Established by Congressional mandate in 1993, the IDeA program’s goal is to broaden the geographic distribution of NIH funding. It supports faculty development and institutional research infrastructure enhancement in states that have historically received low levels of support from NIH. In addition to enhancing the competitiveness of investigators and the research capacities of institutions in these 23 states plus Puerto Rico, the program serves their unique populations, such as rural and medically underserved communities.

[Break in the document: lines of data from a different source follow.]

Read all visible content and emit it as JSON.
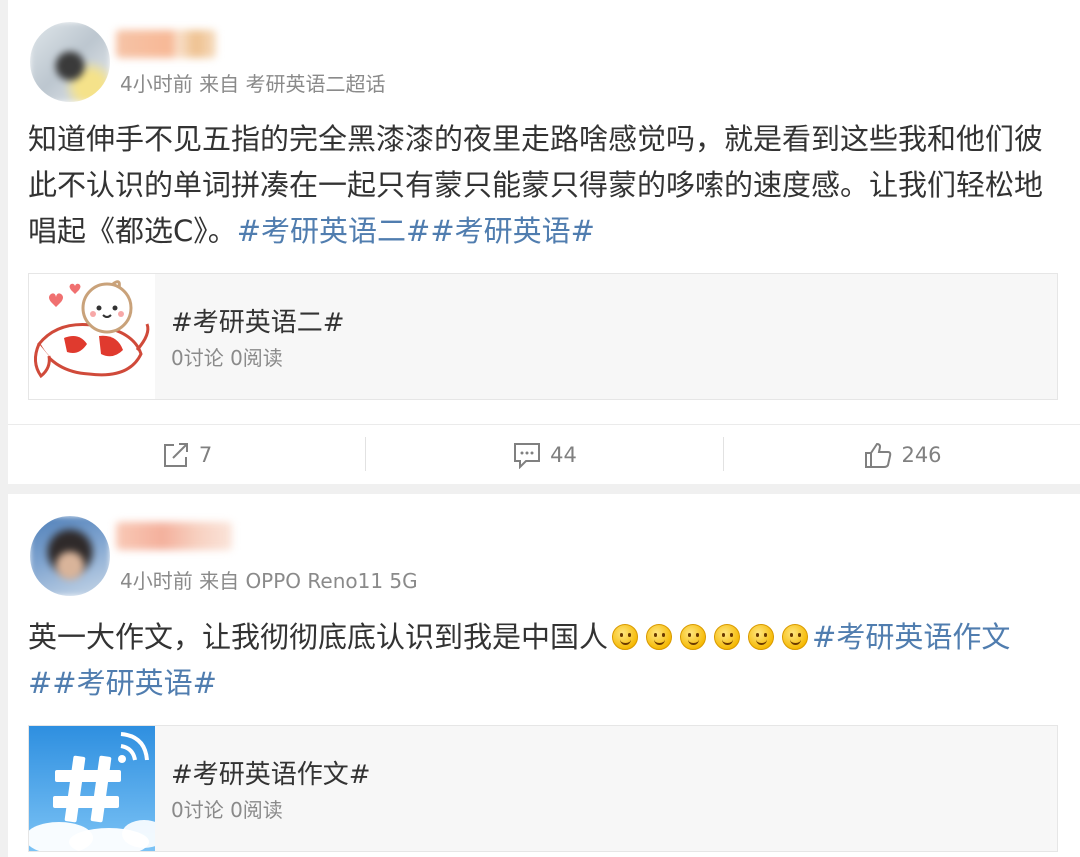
{
  "posts": [
    {
      "meta": "4小时前 来自 考研英语二超话",
      "content_text": "知道伸手不见五指的完全黑漆漆的夜里走路啥感觉吗，就是看到这些我和他们彼此不认识的单词拼凑在一起只有蒙只能蒙只得蒙的哆嗦的速度感。让我们轻松地唱起《都选C》。",
      "content_tags": "#考研英语二##考研英语#",
      "card": {
        "title": "#考研英语二#",
        "subtitle": "0讨论 0阅读",
        "thumb_icon": "koi-fish-cartoon-icon"
      },
      "actions": {
        "repost_count": "7",
        "comment_count": "44",
        "like_count": "246"
      }
    },
    {
      "meta": "4小时前 来自 OPPO Reno11 5G",
      "content_text": "英一大作文，让我彻彻底底认识到我是中国人",
      "emoji_icon": "smile-emoji-icon",
      "content_tags_1": "#考研英语作文",
      "content_tags_2": "##考研英语#",
      "card": {
        "title": "#考研英语作文#",
        "subtitle": "0讨论 0阅读",
        "thumb_icon": "hashtag-topic-icon"
      }
    }
  ],
  "colors": {
    "tag": "#507daf",
    "meta": "#8a8a8a",
    "card_bg": "#f7f7f7"
  }
}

The IDeA program has two main components:
- Centers of Biomedical Research Excellence (COBRE), thematic, multidisciplinary research centers that develop faculty and institutional research capabilities.
- IDeA Networks of Biomedical Research Excellence (INBRE), statewide systems of institutions that expand research capabilities and increase access to biomedical resources.
The IDeA program currently supports 87 COBREs and 24 INBREs.
An example of how the IDeA program has built competitive research capacity is the Rhode Island INBRE. Over the past 10 years of support, Rhode Island IDeA investigators have received 21 R- and K-series awards from NIH and 28 awards from NSF and other funding agencies.
Similarly, investigators at the Center for Evolutionary and Theoretical Immunology , a COBRE based at the University of New Mexico that has been supported for 8 years, submitted 20 grant applications to federal and non-federal agencies in the past year, 10 of which were funded.